Time: 7 hours (not including drying time)
Cost: $48 (chandelier with glass surround, $10; round mirror, $14; 1/2 sheet of plywood, $6; paint, $4; trim, $7; grout, $5; glue, $2)
1. Disassemble the glass surround of the chandelier and clean the panes of glass.
2. Lay the glass panes in a circle on 3/8” plywood and determine spacing. My glass panes were 7.25” long and 5.75” at the widest point; spacing was about 1/4” between the panes. So the finished mirror included 15 glass panes and was 28.75” in diameter.
3. Mark all outside edges and corners of the glass panes with a pencil on the plywood.
4. Cut the outer edge of the plywood with a jigsaw and sand to remove any rough edges.
5. Paint glass panes with an airbrush (spray paint would work great, too!) and set aside to dry.
6. Since the inner mirror was round and the panes of glass met at an angle, I chose to have them overlap. To make the glass panes level, cut a 1/8” board (same thickness as the mirror) with a chop saw slightly smaller than the glass panes. Glue the 1/8” pieces to the back of the panes with an adhesive for glass and wood and allow to dry fully overnight.

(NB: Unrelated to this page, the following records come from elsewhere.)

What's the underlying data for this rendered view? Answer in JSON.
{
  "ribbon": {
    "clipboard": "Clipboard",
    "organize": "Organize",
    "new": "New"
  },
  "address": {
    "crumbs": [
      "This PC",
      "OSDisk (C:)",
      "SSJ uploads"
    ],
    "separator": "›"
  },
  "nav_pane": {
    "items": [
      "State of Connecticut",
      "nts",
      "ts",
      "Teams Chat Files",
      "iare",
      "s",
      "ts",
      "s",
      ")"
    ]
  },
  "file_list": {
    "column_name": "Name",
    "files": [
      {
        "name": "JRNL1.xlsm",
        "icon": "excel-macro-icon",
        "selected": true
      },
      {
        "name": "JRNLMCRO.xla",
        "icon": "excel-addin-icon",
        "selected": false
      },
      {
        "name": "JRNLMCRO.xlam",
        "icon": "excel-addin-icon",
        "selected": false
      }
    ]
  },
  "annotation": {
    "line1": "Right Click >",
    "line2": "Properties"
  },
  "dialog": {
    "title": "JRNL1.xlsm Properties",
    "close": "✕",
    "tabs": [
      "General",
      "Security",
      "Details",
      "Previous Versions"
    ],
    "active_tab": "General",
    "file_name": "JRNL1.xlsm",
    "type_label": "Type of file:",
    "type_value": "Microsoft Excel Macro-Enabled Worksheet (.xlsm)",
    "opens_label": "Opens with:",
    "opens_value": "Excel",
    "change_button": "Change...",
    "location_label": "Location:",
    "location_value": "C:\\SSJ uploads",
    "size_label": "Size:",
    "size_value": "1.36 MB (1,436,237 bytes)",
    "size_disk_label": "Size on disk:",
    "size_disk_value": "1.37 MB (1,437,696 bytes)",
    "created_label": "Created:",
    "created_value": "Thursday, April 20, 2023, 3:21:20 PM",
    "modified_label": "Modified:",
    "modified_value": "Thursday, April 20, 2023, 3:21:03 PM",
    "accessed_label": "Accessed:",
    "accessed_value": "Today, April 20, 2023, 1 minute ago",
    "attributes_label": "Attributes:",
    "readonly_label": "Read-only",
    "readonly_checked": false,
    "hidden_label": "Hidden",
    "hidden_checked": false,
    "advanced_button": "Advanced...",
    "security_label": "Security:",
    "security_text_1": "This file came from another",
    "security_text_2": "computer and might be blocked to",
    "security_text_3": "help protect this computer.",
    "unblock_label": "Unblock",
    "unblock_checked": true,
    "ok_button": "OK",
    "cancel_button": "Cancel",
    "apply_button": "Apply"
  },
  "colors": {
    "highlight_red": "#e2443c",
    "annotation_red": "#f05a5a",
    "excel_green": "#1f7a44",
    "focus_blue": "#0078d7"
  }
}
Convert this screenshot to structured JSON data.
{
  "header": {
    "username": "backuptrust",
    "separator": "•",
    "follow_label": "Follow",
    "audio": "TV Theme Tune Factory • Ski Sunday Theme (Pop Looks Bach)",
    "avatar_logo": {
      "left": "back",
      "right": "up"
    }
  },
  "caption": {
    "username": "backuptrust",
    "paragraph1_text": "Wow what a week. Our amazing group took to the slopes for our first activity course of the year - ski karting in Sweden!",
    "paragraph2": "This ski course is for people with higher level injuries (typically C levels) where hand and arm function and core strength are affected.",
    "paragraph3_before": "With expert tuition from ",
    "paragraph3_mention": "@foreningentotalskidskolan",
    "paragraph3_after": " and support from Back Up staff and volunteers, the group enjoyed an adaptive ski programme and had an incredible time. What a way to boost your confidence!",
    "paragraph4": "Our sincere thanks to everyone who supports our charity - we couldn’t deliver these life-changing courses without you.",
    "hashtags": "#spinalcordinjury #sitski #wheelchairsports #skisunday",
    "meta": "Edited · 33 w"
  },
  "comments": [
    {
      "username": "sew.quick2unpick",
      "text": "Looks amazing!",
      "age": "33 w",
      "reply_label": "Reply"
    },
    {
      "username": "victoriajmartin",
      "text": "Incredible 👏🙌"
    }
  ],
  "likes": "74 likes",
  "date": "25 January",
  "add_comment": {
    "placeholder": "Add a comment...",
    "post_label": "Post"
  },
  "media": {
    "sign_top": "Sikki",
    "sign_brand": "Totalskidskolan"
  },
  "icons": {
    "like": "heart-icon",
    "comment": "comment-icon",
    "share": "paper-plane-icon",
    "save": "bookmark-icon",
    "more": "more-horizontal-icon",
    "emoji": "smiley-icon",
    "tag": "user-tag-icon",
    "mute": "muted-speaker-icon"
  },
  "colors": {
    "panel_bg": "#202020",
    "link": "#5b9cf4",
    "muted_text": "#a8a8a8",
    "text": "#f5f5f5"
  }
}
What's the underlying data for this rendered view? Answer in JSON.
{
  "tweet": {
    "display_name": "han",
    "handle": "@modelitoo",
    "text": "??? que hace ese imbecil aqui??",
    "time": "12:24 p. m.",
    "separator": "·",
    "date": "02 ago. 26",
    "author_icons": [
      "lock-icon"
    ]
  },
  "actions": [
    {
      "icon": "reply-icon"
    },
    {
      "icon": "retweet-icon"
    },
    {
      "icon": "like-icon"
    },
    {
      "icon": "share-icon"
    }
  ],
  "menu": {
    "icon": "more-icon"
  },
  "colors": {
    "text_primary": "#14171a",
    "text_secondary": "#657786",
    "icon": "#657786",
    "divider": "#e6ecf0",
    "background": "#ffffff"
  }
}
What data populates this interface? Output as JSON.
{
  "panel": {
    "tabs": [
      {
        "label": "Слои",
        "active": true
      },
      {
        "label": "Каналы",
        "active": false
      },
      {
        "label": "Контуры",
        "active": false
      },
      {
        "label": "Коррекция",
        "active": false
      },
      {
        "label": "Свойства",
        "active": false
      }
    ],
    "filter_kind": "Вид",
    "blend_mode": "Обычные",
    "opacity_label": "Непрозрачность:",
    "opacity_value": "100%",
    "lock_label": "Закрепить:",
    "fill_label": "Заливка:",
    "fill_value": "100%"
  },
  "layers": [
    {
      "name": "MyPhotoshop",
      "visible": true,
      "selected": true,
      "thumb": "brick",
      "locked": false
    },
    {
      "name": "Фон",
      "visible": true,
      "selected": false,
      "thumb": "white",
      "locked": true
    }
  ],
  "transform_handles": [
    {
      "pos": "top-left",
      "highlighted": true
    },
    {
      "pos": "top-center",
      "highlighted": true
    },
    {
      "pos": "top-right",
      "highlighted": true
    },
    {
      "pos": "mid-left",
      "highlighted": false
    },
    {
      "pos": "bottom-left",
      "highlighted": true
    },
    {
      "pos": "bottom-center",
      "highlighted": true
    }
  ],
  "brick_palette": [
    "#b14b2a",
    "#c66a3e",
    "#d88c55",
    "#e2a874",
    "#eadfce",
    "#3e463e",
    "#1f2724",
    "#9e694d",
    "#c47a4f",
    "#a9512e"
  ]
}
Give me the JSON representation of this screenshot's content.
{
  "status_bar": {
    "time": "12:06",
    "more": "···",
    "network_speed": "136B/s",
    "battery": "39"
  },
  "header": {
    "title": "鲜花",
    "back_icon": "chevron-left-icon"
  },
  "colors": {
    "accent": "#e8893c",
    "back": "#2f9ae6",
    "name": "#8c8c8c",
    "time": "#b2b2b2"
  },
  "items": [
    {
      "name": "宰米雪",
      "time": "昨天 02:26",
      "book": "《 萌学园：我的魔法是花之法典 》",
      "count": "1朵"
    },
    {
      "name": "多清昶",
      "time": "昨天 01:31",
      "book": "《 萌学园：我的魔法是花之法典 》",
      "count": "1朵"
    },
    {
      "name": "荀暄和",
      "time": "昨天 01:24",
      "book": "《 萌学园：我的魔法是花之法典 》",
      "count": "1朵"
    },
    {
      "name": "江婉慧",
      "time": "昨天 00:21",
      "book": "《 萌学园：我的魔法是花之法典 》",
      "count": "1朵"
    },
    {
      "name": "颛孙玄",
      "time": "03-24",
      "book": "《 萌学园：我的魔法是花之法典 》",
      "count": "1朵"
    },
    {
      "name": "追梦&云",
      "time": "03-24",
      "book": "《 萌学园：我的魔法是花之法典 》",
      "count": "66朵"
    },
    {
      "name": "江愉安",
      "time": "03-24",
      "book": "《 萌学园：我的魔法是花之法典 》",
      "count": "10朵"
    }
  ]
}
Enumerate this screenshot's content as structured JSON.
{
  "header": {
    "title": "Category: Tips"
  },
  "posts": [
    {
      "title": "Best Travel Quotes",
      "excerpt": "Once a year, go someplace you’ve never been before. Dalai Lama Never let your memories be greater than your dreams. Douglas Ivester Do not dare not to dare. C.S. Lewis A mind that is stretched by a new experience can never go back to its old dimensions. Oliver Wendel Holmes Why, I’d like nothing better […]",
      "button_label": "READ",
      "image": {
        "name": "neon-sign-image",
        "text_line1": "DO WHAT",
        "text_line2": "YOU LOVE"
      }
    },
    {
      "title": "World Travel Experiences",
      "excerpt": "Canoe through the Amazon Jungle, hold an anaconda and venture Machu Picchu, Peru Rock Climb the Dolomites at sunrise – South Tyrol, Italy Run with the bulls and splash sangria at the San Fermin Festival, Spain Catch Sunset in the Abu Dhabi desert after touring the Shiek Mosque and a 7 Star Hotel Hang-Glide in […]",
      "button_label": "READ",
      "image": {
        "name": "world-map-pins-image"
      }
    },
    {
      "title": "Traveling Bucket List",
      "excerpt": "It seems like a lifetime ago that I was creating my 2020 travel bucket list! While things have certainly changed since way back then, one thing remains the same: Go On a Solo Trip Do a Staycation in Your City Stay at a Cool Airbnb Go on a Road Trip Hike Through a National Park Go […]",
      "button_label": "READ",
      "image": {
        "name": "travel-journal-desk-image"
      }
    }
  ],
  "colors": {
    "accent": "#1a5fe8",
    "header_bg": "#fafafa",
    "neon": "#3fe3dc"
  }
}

7. Adhere the 1/8” mirror to the plywood backing, using the existing pencil marks to center it. Allow the adhesive to dry until the mirror is set.
8. Arrange the glass panels with 1/8” backing on the plywood, using the existing pencil marks. Adhere the panels to the plywood.
9. Once the glue is dry, apply framing around the inner and outer edge of the mirror. I used rectangular jewelry wire for the inner edge and cut melamine edging to size for the outer edge. Adhere wire to the glass panes with a small amount of super glue, and adhere the melamine edging to the side of the plywood with strong all-purpose glue. Use tape to hold the framing in place until dry.
11. Once the excess grout is wiped away, place tape around the grout lines and the mirror and apply Rub n’ Buff to the grout and frame.
13. Finally, install heavy gauge wire on the back of the plywood for hanging.